Thursday, January 22, 2009

Pendidikan Murah? "Ah... Ndobos!"

Pendidikan Murah? "Ah... Ndobos!"

ANTI hampir saja tidak bisa mengenyam pendidikan. Pasalnya, untuk masuk SD negeri di dekat rumahnya di Pondok Kelapa, Jakarta Timur, orangtuanya harus merogoh kocek. Padahal, sebagai pekerja serabutan, uang sebesar itu bisa dipastikan tidak dimiliki Yanto, ayah Anti. Untung ada penilik sekolah yang berbaik hati mau "menolong". Meski demikian, Yanto tetap harus mengeluarkan uang Rp 500.000. Tak mengherankan bila pagi itu, Yanto kelabakan mencari uang, mengutang ke sana kemari. Buat apa? "Ya buat menyekolahkan Anti," sahut Yanto. Lho, katanya sekolah gratis. Logikanya, untuk masuk sekolah negeri, kalaupun harus membayar, tentu tidak mahal. Artinya, pendidikan sudah murah. "Siapa bilang pendidikan murah? Ah... ndobos!" sergah Yanto yang asal Yogyakarta ini.

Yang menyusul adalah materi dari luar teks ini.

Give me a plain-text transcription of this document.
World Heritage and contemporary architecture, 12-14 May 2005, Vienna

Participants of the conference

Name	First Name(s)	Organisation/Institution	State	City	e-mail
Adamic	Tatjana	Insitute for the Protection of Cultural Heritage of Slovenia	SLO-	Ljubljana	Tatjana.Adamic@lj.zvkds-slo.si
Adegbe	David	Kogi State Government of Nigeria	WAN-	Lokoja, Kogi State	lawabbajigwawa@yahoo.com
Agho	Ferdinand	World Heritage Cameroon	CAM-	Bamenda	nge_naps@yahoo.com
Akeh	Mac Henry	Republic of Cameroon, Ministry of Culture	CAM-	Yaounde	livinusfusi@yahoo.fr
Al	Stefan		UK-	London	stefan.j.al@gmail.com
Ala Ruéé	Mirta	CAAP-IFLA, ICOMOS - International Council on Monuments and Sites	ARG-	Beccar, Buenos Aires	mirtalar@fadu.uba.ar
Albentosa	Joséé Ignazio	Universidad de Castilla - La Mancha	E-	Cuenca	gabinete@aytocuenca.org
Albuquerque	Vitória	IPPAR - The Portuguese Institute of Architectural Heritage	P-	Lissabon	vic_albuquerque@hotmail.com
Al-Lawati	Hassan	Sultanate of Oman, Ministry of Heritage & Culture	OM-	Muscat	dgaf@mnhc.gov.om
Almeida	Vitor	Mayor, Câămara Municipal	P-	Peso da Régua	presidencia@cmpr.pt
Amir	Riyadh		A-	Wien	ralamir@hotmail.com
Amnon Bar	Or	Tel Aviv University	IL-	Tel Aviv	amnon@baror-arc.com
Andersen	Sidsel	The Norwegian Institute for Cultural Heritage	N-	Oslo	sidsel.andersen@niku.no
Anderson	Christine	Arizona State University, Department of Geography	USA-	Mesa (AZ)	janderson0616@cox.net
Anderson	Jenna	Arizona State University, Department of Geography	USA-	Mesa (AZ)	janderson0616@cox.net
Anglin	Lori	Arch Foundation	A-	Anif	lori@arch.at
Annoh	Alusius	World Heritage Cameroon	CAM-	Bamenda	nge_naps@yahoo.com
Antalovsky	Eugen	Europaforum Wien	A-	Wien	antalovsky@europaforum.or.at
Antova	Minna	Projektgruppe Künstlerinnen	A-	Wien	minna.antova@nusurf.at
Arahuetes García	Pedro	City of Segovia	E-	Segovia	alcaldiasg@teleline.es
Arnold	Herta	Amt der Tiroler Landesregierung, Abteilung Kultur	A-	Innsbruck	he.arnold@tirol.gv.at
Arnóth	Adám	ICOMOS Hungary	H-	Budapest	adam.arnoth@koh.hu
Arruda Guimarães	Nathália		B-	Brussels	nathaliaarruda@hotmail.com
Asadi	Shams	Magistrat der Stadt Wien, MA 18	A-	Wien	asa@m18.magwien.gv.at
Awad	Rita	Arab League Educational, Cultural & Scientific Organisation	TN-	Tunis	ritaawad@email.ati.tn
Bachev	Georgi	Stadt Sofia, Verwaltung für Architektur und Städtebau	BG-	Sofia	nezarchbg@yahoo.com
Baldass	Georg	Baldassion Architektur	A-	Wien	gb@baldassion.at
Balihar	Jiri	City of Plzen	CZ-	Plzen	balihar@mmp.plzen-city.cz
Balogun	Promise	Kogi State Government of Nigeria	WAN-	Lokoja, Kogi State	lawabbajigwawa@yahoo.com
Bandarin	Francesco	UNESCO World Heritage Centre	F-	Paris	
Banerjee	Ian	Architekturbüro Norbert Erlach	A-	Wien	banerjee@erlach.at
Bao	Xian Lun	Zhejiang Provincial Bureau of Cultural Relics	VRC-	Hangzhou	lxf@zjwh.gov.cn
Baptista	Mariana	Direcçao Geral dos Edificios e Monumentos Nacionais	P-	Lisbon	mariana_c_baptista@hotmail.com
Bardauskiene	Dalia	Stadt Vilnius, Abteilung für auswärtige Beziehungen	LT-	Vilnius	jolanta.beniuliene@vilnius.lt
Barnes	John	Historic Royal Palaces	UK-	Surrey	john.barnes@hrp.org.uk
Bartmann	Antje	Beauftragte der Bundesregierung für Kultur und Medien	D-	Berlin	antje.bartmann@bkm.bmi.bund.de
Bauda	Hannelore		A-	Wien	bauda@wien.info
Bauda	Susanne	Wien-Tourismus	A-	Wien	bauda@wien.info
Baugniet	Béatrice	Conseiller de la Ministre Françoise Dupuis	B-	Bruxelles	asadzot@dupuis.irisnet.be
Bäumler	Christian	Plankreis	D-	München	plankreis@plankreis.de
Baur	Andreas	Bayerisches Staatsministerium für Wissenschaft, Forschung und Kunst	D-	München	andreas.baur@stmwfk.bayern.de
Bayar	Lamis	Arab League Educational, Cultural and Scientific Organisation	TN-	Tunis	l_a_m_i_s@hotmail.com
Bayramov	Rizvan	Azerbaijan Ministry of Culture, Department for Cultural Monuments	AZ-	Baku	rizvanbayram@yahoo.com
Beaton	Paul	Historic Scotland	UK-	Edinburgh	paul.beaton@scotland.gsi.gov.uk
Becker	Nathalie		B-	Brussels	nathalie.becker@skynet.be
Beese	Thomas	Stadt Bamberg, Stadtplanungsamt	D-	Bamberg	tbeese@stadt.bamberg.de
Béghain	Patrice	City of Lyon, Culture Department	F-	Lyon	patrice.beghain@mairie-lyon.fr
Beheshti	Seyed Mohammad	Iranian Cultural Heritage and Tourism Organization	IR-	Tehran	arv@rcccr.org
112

LAIN lagi pengalaman Warmin yang sehari-hari bekerja sebagai tukang kayu. Karena tak ingin berpisah dengan keluarganya, ia memboyong anak dan istrinya dari Subang ke Jakarta. Dan sesuai dengan pemahamannya, ia menyekolahkan anaknya di sekolah dasar (SD) negeri di kawasan Klender, Jakarta Timur, dengan pikiran sekolah milik pemerintah itu tentu tidak menyedot biaya. "Ternyata banyak juga pengeluaran untuk anak negeri. Buku berganti-ganti. Belum iuran ini dan itu. Akhirnya, ya terasa mahal juga," ujar Warmin.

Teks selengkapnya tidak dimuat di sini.